Model Overview
Jeremmmyyyyy/Qwen-poetry-logprob-no-norm-v3 is a 2 billion parameter language model, fine-tuned from the Qwen3-1.7B base model. It leverages the Transformer Reinforcement Learning (TRL) framework for its training procedure.
Key Differentiator: GRPO Training
This model's primary distinction lies in its training methodology.
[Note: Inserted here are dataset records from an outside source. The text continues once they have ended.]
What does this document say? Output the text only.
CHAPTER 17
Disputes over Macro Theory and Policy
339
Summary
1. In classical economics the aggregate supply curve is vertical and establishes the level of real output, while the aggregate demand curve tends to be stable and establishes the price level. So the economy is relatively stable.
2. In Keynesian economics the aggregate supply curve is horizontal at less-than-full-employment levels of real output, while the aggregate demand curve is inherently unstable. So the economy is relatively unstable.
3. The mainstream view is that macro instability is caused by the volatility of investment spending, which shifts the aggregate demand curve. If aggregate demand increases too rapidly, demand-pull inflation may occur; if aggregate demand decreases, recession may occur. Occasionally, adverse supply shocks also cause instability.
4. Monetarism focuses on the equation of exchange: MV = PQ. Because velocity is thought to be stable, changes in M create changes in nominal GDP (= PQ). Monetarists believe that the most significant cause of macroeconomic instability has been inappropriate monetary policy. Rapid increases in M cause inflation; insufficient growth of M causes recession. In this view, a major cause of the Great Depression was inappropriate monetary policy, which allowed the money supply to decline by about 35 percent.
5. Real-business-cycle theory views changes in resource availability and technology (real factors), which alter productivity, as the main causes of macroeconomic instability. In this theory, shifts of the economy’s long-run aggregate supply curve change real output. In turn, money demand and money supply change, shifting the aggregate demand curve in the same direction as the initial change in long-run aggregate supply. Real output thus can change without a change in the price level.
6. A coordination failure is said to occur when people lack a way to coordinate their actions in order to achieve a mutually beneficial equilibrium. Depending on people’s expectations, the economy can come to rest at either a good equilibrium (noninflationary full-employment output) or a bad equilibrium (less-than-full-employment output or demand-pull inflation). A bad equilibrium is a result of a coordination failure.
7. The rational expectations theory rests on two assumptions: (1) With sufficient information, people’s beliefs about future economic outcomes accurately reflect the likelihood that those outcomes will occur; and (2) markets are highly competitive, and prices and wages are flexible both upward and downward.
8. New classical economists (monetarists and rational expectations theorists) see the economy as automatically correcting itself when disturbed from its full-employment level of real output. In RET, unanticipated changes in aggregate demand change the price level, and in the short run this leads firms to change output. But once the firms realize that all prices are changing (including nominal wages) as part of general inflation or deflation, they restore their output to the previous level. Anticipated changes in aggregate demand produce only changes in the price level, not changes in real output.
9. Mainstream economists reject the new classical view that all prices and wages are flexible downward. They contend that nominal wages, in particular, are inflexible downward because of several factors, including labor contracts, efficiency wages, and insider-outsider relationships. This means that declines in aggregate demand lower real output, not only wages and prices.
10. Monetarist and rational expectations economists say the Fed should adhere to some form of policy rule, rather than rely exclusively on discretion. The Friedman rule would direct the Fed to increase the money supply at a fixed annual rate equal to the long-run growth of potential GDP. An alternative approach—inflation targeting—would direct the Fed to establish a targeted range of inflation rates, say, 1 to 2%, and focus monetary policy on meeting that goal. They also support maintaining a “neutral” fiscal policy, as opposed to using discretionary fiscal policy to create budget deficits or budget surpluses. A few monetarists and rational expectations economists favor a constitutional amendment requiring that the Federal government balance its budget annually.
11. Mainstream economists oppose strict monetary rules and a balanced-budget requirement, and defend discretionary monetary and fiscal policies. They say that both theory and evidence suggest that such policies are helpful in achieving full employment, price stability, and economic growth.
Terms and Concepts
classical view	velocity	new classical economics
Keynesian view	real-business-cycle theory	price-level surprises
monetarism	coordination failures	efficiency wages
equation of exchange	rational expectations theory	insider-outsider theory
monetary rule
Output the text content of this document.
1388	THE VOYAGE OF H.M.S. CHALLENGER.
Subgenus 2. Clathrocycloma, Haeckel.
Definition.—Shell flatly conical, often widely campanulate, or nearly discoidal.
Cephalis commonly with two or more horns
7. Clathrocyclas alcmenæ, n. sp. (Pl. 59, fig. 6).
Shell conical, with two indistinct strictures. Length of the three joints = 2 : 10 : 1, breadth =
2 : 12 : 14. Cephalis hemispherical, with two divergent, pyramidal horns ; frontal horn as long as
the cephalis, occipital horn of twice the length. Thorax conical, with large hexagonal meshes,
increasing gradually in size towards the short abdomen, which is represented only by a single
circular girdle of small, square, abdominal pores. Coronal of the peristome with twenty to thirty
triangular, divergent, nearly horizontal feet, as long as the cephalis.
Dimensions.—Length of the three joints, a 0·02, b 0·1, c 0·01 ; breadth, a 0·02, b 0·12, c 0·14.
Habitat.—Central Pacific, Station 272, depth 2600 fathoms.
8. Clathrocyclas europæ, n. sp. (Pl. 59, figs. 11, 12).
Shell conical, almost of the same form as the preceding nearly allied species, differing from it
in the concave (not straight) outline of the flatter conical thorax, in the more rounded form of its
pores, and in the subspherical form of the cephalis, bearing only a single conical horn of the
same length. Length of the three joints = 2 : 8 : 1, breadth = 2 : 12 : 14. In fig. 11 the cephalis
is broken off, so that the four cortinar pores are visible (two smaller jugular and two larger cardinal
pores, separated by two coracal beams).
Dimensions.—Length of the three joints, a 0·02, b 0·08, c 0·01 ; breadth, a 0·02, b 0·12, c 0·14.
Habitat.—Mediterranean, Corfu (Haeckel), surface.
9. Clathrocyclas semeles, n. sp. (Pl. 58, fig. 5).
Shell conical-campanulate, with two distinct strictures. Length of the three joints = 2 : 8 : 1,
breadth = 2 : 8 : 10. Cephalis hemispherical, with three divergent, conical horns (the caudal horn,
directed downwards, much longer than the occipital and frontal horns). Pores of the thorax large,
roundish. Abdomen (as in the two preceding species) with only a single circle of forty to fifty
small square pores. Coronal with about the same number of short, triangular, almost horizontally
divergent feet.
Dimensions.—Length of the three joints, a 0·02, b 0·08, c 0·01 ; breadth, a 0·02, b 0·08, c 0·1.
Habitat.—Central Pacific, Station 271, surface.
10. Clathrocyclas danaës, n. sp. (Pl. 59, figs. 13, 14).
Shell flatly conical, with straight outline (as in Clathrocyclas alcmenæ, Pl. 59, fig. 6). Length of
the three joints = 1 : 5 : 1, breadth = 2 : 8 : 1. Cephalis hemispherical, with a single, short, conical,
It was fine-tuned using GRPO (Gradient-based Reward Policy Optimization), a technique introduced in the paper "DeepSeekMath: Pushing the Limits of Mathematical Reasoning in Open Language Models". This method is specifically designed to improve a model's capabilities in complex reasoning tasks, particularly within mathematical domains.
Technical Specifications
- Base Model: Qwen/Qwen3-1.7B
- Parameter Count: 2 billion
- Context Length: 32768 tokens
- Training Frameworks: TRL (version 0.17.0), Transformers (version 4.51.3), Pytorch (version 2.6.0), Datasets (version 3.5.0), Tokenizers (version 0.21.1).
Potential Use Cases
Given its GRPO-based training, this model is likely well-suited for applications requiring:
- Mathematical problem-solving: Tasks involving arithmetic, algebra, calculus, or other mathematical reasoning.
- Logical deduction: Scenarios where structured, step-by-step reasoning is crucial.
- Scientific computing assistance: Generating or interpreting mathematical expressions and solutions.
Developers can quickly integrate this model using the Hugging Face pipeline for text generation tasks.